Title: Stranger Things Season 2
Genre: Horror, Drama, Fantasy
Director(s): The Duffer Brothers, Shawn Levy, Andrew Stanton, Rebecca Thomas
Stars (Primary Actors): Millie Bobby Brown, Winona Ryder, David Harbour, Finn Wolfhard, Gaten Matarazzo, Caleb McLaughlin, Natalia Dyer, Charlie Heaton, Cara Buono, Matthew Modine, Noah Schnapp, Joe Kerry, Sean Astin, Paul Reiser
Bias: Sheriff Hopper (David Harbour) is my current celebrity crush. I have an impossible time objectively evaluating any episode that features him heavily (and most of Season 2 does).
(Overall) Grade: B+
In a Nutshell: In Season 1, a group of scrappy nerds in the small town of Hawkins, Indiana uncover a government conspiracy involving telepathic children, demogorgons, and portals to creepy mirror realms. The second season picks up where the first left off, but about a year later. The kids are all still traumatized, especially Will Byers (Noah Schnapp), whose recurring "episodes" - where he can see into the "upside-down" - become the central driving force behind many of the episodes. Unlike Season 1, which had a relatively cohesive central goal – find Will Byers – this season features the main cast splitting off into smaller groups and having their own (mis)adventures, eventually coming together to save Hawkins from evil forces.

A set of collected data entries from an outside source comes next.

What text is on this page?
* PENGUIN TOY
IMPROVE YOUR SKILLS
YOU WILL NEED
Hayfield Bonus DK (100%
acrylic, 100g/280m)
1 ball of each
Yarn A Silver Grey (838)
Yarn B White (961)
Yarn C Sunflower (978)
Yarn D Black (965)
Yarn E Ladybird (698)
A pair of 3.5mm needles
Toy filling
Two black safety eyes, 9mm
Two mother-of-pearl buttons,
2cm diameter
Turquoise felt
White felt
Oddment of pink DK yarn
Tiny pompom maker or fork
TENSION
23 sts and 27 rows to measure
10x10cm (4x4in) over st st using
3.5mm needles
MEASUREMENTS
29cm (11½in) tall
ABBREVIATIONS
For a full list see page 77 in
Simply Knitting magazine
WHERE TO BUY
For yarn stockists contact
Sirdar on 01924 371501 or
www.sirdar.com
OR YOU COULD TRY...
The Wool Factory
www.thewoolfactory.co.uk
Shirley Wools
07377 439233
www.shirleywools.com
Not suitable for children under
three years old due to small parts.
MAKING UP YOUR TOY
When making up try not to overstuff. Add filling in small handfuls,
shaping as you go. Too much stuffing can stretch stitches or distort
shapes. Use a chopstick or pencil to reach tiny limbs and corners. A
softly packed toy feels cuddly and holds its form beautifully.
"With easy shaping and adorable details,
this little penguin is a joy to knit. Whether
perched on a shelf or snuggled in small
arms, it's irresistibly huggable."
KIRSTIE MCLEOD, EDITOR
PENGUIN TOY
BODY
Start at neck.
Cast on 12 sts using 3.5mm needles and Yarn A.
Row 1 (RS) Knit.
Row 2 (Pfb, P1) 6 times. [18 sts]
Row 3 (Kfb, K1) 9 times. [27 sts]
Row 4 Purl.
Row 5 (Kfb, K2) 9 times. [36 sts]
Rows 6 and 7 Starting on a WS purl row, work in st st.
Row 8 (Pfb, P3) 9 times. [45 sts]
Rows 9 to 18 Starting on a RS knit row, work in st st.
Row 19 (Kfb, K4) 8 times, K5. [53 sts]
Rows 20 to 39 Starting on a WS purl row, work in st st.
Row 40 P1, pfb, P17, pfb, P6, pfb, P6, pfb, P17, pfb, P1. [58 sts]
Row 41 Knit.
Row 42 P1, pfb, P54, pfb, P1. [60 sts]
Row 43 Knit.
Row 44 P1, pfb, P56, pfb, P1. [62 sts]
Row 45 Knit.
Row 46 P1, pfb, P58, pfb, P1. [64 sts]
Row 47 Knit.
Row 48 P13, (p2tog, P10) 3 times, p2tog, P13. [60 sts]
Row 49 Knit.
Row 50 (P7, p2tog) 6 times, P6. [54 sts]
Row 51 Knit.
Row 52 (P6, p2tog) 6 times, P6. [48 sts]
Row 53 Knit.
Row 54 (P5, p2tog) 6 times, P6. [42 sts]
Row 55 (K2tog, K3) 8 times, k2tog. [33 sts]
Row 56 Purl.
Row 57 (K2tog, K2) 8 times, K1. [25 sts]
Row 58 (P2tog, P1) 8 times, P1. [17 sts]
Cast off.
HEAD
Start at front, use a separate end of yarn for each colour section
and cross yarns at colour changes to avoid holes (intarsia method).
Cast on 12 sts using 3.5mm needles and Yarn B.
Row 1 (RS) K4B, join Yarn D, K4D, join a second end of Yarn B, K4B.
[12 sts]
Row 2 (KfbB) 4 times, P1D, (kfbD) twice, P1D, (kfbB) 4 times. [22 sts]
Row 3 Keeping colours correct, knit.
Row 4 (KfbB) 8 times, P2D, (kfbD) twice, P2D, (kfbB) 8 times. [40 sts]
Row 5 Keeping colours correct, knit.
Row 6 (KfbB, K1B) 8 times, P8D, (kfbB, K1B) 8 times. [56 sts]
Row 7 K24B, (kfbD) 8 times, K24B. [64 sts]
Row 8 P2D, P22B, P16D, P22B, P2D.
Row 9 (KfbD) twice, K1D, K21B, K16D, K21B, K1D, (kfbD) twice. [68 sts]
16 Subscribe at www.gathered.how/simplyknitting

The Critique: The decision to split characters off into smaller groups who are working on separate pieces of the larger puzzle sometimes works and sometimes doesn't. The subplot with Steve Harrington, world's coolest babysitter, is lots of fun, and collects a group of characters that we wouldn't have expected to work well together based on Season 1. The subplot with Billy and Max – step-siblings who are new to the area – doesn't add much to the show beyond introducing a love interest (Maxine, aka "MadMax") for the group to fight over. Billy (played with fully-mulleted glory by Dacre Montgomery) exists solely to irritate Steve and pick on Max, and the constant misdirection that make Max and Billy seem more sinister and more deeply involved than they really are ends up leading to a huge letdown when we realize that Billy isn't "up to" anything, he's just a garden-variety douche. Some new additions to the cast are notable – Sean Astin as Bob Newby, Joan Byers' new boyfriend and certified nerd/genius adds some awkward dad vibes to the Byers household, and Paul Reiser as Sam Owens (the new head of Hawkins Laboratory) was fun to speculate about, given the actor's history as a low-key science fiction villain (in Aliens). Overall, I think the season did some great work tying up loose ends from Season 1 and setting the scene for the inevitable Season 3, but maybe expanded too much and too quickly, resulting in some uneven episodes and weird lulls.
To Go, Rent, or to Netflix: Since this is a Netflix exclusive, this question answers itself. If you are one of the 2 people left in the universe without a Netflix account, you should get one and watch Stranger Things.